Wednesday, February 10, 2010
It's a day when you feel like you're not doing enough. Then you try and feel like you are just rowing upstream so why bother. Then guilt decides to make itself at home in your heart for a while. It isn't like that organ didn't already have perfectly carved seats already waiting anyway. Holes left behind that started this whole irritating ball rolling again. Just when you think you have gotten stronger and have been ok for a while, you see something, hear something, come face to face with a thing you didn't want to and it all floods back. I suppose it's nice that it isn't something I have to deal with every single hour and day or week any more.
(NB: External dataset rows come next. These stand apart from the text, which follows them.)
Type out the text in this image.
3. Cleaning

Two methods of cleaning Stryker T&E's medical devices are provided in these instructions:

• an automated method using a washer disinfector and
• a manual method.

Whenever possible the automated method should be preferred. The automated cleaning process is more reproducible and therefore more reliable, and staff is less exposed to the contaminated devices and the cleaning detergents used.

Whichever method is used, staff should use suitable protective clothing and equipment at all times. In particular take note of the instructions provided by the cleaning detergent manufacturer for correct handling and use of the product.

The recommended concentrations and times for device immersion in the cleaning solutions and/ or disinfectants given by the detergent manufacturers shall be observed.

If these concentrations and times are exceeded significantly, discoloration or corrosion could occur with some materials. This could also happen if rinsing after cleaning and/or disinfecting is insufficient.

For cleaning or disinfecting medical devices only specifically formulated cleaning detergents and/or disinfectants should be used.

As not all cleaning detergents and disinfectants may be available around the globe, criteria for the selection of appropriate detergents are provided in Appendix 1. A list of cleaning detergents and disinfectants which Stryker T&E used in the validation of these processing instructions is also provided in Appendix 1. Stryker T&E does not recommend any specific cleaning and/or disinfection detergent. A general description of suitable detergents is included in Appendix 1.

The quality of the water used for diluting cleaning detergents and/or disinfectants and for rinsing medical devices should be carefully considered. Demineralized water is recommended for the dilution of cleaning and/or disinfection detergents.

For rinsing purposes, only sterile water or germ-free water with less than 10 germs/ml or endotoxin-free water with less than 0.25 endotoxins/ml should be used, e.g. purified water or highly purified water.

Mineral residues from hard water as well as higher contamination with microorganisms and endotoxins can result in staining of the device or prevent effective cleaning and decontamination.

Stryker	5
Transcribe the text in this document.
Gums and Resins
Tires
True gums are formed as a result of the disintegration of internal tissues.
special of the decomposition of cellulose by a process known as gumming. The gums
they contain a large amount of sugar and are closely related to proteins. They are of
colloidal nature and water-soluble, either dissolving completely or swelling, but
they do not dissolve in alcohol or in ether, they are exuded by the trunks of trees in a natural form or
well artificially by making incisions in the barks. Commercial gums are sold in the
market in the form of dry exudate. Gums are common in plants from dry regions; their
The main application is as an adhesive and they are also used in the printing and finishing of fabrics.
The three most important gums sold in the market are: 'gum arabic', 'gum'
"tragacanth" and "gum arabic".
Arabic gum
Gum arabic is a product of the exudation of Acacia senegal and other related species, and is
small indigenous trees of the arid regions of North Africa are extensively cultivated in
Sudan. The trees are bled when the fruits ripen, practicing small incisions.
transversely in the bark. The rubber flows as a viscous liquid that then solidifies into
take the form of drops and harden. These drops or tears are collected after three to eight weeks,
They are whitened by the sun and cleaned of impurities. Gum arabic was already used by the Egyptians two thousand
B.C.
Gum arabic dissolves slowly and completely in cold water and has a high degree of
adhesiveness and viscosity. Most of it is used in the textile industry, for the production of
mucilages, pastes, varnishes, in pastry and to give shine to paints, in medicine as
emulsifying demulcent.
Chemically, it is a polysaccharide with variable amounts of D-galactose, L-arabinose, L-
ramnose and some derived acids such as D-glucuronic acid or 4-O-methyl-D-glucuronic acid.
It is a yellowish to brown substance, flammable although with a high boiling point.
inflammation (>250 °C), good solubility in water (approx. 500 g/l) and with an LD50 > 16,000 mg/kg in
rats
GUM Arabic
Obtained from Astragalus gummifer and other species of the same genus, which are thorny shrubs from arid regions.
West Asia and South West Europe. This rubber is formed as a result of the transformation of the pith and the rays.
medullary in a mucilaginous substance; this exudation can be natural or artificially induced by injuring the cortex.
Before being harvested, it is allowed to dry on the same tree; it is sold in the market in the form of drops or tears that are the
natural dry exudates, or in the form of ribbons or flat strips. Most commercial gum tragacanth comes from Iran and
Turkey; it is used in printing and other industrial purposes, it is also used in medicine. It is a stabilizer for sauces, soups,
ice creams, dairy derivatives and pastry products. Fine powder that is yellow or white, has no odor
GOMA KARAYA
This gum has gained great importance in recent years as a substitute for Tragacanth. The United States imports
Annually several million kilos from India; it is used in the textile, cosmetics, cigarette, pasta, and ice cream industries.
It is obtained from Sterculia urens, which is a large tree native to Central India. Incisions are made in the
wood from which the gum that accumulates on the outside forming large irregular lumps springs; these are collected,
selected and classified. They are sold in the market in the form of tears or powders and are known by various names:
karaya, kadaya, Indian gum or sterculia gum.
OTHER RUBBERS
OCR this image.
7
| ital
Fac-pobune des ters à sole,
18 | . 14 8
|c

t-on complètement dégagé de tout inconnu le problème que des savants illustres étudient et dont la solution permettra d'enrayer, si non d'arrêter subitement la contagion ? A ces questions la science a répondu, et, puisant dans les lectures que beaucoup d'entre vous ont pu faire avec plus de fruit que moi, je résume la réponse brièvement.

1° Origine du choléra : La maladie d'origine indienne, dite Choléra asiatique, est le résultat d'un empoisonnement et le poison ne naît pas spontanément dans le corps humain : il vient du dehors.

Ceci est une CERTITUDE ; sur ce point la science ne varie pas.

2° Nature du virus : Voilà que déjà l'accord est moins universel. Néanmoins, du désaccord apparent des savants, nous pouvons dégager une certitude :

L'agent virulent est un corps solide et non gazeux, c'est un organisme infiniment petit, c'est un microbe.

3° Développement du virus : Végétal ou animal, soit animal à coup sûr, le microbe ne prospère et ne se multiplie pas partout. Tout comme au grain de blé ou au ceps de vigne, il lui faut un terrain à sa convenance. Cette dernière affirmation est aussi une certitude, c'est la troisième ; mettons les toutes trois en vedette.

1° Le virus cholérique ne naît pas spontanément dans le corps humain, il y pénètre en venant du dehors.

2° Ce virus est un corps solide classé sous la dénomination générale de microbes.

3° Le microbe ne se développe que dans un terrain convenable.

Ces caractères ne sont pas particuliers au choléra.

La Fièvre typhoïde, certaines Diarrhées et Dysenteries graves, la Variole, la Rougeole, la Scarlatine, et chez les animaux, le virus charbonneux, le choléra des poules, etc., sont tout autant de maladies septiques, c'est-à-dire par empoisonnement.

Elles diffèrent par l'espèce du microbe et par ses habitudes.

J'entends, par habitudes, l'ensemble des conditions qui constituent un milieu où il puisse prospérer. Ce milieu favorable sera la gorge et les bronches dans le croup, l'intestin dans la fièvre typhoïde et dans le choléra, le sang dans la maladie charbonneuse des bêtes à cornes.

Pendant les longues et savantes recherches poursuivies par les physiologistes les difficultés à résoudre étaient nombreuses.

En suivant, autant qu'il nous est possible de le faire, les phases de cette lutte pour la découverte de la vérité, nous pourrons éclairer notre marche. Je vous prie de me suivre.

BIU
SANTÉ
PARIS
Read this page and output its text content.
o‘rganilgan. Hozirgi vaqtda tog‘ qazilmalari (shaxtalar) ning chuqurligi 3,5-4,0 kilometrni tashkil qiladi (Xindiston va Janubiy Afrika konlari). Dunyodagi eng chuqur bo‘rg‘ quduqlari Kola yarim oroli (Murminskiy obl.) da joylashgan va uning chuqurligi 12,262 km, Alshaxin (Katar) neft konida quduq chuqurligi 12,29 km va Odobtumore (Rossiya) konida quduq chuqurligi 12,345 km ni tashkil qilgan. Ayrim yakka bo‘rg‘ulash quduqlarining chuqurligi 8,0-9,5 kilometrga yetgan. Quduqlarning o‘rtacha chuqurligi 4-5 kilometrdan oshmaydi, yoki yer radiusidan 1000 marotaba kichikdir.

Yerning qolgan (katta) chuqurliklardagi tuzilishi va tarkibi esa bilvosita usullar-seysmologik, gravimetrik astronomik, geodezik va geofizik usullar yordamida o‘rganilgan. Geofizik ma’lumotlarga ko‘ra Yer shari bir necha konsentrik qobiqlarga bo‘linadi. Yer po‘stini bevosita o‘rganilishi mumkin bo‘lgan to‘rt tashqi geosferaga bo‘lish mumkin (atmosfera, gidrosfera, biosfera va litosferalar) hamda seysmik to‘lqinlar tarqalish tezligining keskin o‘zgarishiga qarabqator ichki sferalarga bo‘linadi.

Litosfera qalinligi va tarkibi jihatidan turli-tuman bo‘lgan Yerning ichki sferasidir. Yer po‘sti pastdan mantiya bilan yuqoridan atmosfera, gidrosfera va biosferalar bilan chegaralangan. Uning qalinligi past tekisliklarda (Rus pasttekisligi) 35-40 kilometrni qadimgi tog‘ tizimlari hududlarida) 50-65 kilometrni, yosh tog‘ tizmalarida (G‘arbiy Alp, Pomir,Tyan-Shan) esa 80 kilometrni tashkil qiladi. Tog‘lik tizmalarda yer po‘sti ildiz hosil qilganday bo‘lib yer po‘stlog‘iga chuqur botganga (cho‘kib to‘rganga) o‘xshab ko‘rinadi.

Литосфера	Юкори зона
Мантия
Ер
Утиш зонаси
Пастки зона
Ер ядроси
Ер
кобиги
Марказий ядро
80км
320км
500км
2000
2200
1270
Only from time to time. It isn't easy just accepting things that are unfair in life but you have to. It doesn't mean you have to like it. It doesn't mean you don't grieve. I am still feeling the loss of my old life. Parts of it anyway. I cried today and Sofie hugged me. She told me everything would be ok.That's when guilt stuck it's hand down it's pants, grabbed a beer and the remote. It's staying for a while.
2 comments:
Boy, did I need that post today. I know exactly what you're feeling (althought the circumstances are a little different)....and I wish I was eloquent enough to have written your post myself. Hang in there....I keep telling myself..."Life was good once, it'll get back to that eventually...." I hope!
I tell myself the same thing. I knew it would take a long time but now I wonder if I have to wait another 4 years. It's ironic how badly things went from Sofie's birth and yet how happy she makes me and the boys. Maybe, I tell myself she was gift to get us through these hard times.